2. Educate and train health workers to be climate-smart. Despite the growing recognition of climate change as a health issue, most health professionals feel ill-prepared to address climate-related health challenges. A 2020 survey by the International Federation of Medical Students’ Association found that only 15% of medical schools worldwide include climate and health in their curricula.

To bridge this gap, various climate-health competency frameworks have emerged, recommending integrating mitigation and adaptation strategies into clinical care and health care management. The Global Consortium on Climate and Health Education has trained thousands of professionals worldwide through online climate and health courses focused on knowledge and solutions.

3. Protect health workers from climate-related risks. As they protect population health, health workers must also be protected from the direct and indirect effects of climate-related events.
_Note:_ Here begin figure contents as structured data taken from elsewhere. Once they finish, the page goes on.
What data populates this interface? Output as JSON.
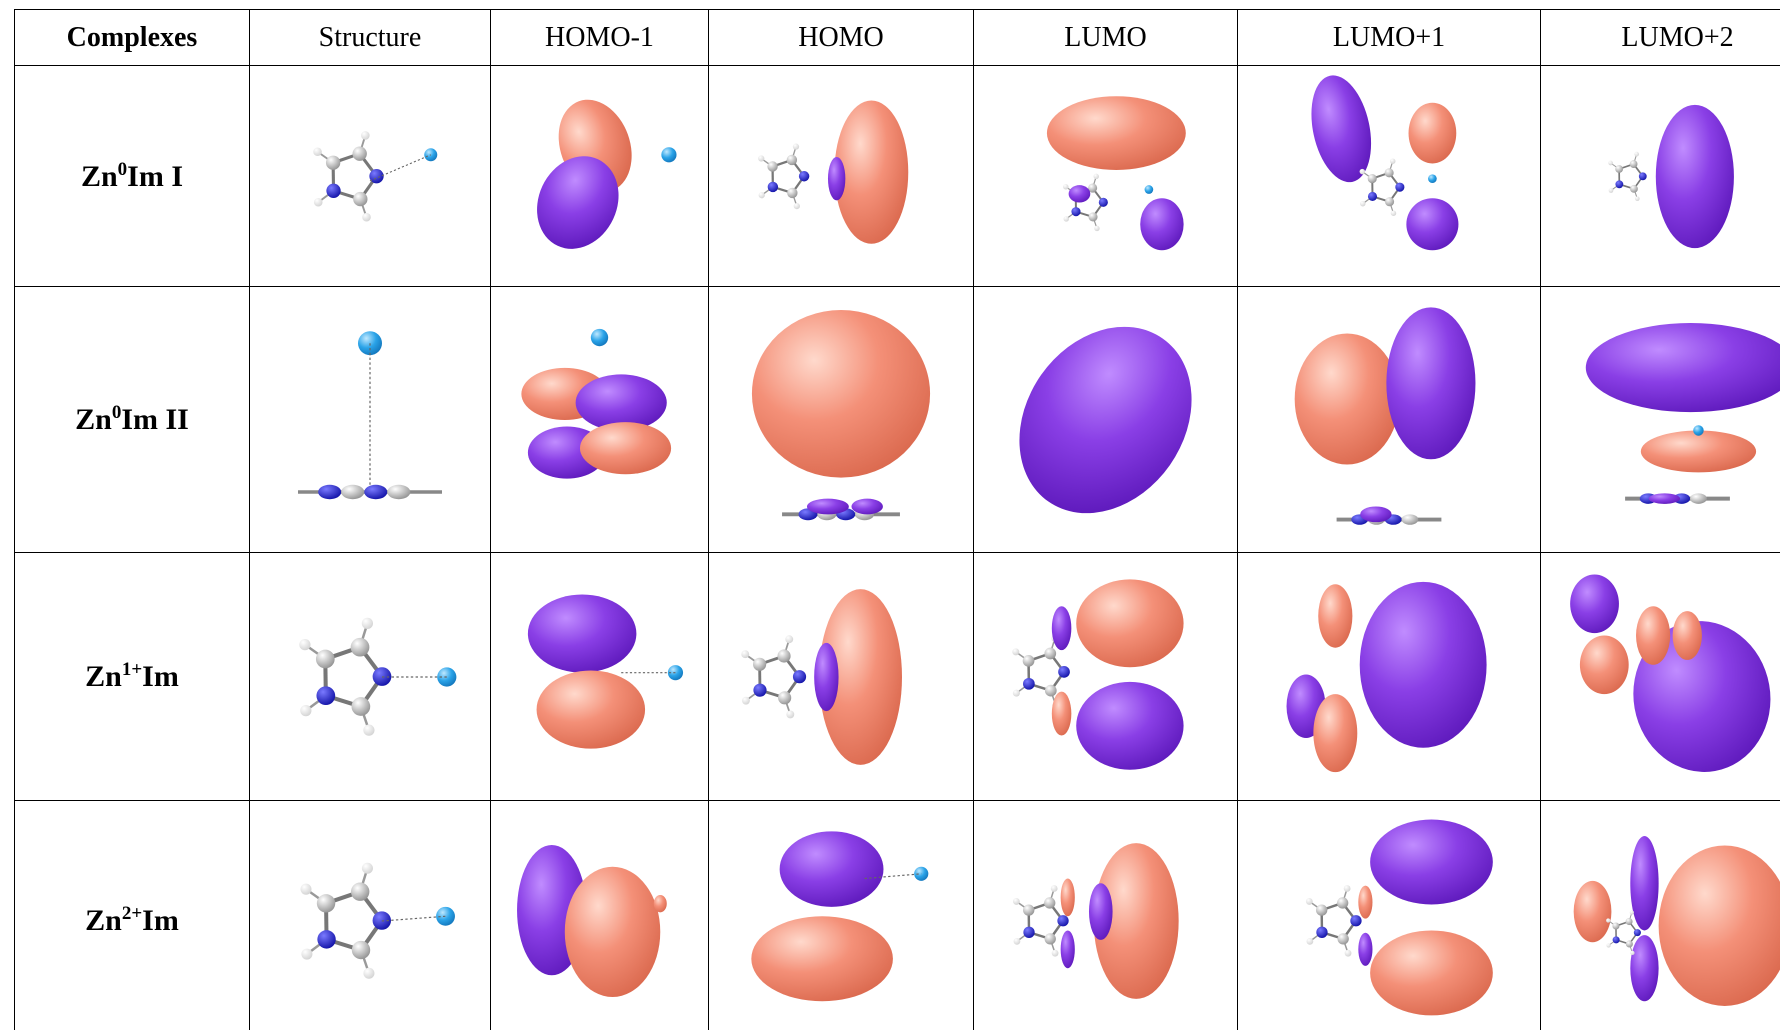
{
  "table": {
    "header": [
      "Complexes",
      "Structure",
      "HOMO-1",
      "HOMO",
      "LUMO",
      "LUMO+1",
      "LUMO+2"
    ],
    "rows": [
      {
        "label": {
          "base": "Zn",
          "sup": "0",
          "rest": "Im I"
        }
      },
      {
        "label": {
          "base": "Zn",
          "sup": "0",
          "rest": "Im II"
        }
      },
      {
        "label": {
          "base": "Zn",
          "sup": "1+",
          "rest": "Im"
        }
      },
      {
        "label": {
          "base": "Zn",
          "sup": "2+",
          "rest": "Im"
        }
      }
    ]
  }
}
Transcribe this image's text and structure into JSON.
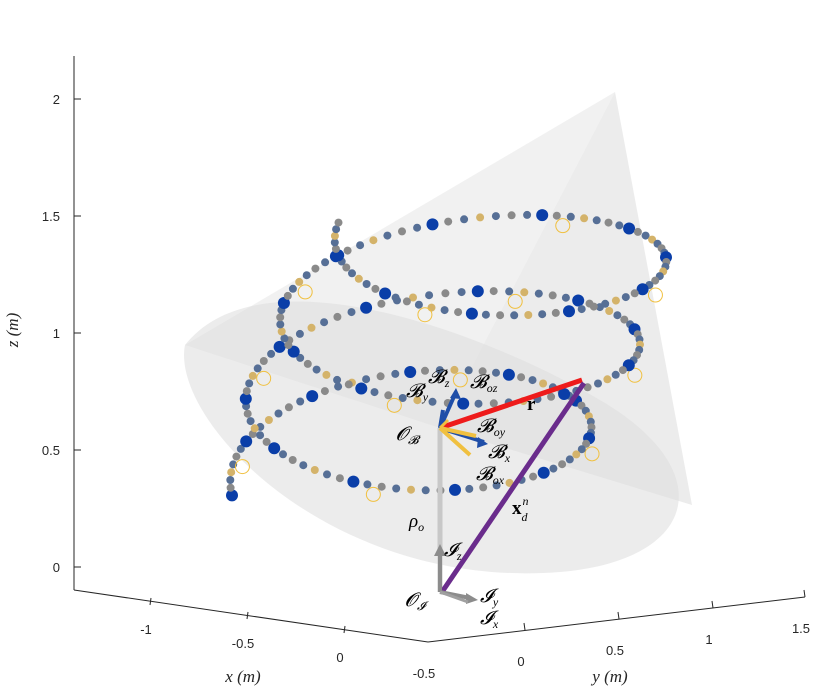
{
  "chart_data": {
    "type": "scatter",
    "title": "",
    "zlabel": "z (m)",
    "xlabel": "x (m)",
    "ylabel": "y (m)",
    "zlim": [
      0,
      2.2
    ],
    "z_ticks": [
      "0",
      "0.5",
      "1",
      "1.5",
      "2"
    ],
    "x_ticks": [
      "-1",
      "-0.5",
      "0"
    ],
    "y_ticks": [
      "-0.5",
      "0",
      "0.5",
      "1",
      "1.5"
    ],
    "grid": false,
    "legend": "none",
    "annotations": {
      "Bz": "𝓑",
      "Bz_sub": "z",
      "By": "𝓑",
      "By_sub": "y",
      "Boz": "𝓑",
      "Boz_sub": "oz",
      "r": "r",
      "OB": "𝓞",
      "OB_sub": "𝓑",
      "Boy": "𝓑",
      "Boy_sub": "oy",
      "Bx": "𝓑",
      "Bx_sub": "x",
      "Box": "𝓑",
      "Box_sub": "ox",
      "xd": "x",
      "xd_sup": "n",
      "xd_sub": "d",
      "rho": "ρ",
      "rho_sub": "o",
      "Iz": "𝓘",
      "Iz_sub": "z",
      "OI": "𝓞",
      "OI_sub": "𝓘",
      "Iy": "𝓘",
      "Iy_sub": "y",
      "Ix": "𝓘",
      "Ix_sub": "x"
    },
    "colors": {
      "blue_dot": "#0a3ea8",
      "slate_dot": "#566f96",
      "gray_dot": "#8a8a8a",
      "gold_dot": "#d4b36a",
      "gold_ring": "#f0c040",
      "red_vector": "#ee1b1b",
      "purple_vector": "#6a2c8c",
      "gray_vector": "#bfbfbf",
      "cone": "#d9d9d9"
    }
  }
}
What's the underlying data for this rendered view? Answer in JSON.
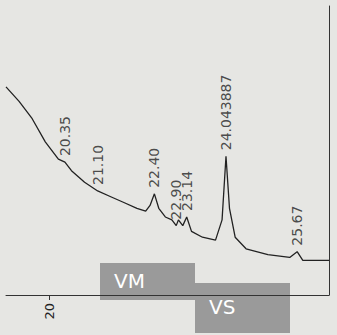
{
  "chart_data": {
    "type": "line",
    "color": "#222222",
    "x": [
      19.0,
      19.3,
      19.6,
      19.9,
      20.2,
      20.35,
      20.5,
      20.8,
      21.1,
      21.4,
      21.7,
      22.0,
      22.2,
      22.3,
      22.4,
      22.5,
      22.65,
      22.8,
      22.9,
      22.95,
      23.05,
      23.14,
      23.25,
      23.5,
      23.8,
      23.95,
      24.04,
      24.12,
      24.25,
      24.5,
      25.0,
      25.5,
      25.67,
      25.8,
      26.4
    ],
    "values": [
      72,
      67,
      61,
      53,
      47,
      46,
      43,
      39,
      36,
      34,
      32,
      30,
      29,
      31,
      35,
      30,
      27,
      26,
      24,
      26,
      24,
      27,
      22,
      20,
      19,
      26,
      48,
      30,
      20,
      16,
      14,
      13,
      15,
      12,
      12
    ],
    "xlim": [
      19.0,
      26.4
    ],
    "xticks": [
      20
    ],
    "ylim": [
      0,
      100
    ],
    "yticks": [],
    "tick_labels": "x",
    "grid": false,
    "annotations": [
      {
        "x": 20.35,
        "text": "20.35"
      },
      {
        "x": 21.1,
        "text": "21.10"
      },
      {
        "x": 22.4,
        "text": "22.40"
      },
      {
        "x": 22.9,
        "text": "22.90"
      },
      {
        "x": 23.14,
        "text": "23.14"
      },
      {
        "x": 24.04,
        "text": "24.043887"
      },
      {
        "x": 25.67,
        "text": "25.67"
      }
    ],
    "box_labels": [
      "VM",
      "VS"
    ]
  }
}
After Australia’s 2019-2020 bushfires, recovery grants enabled health workers to gain training that improved their self-efficacy and well-being.

Providing mental health support, occupational hazard protection, and safe working conditions is essential to prevent burnout, reduce turnover, and address staffing shortages. Without such safeguards, the resilience of the health workforce — and the health system itself — will be compromised.

A climate-smart health workforce does more than protect lives during emergencies — it strengthens the foundations of health systems, ensuring that communities remain resilient in the face of an unpredictable climate. Urgent investments and coordinated actions are needed to equip health workers with the knowledge, skills, and capacities to protect our communities — now and in the future.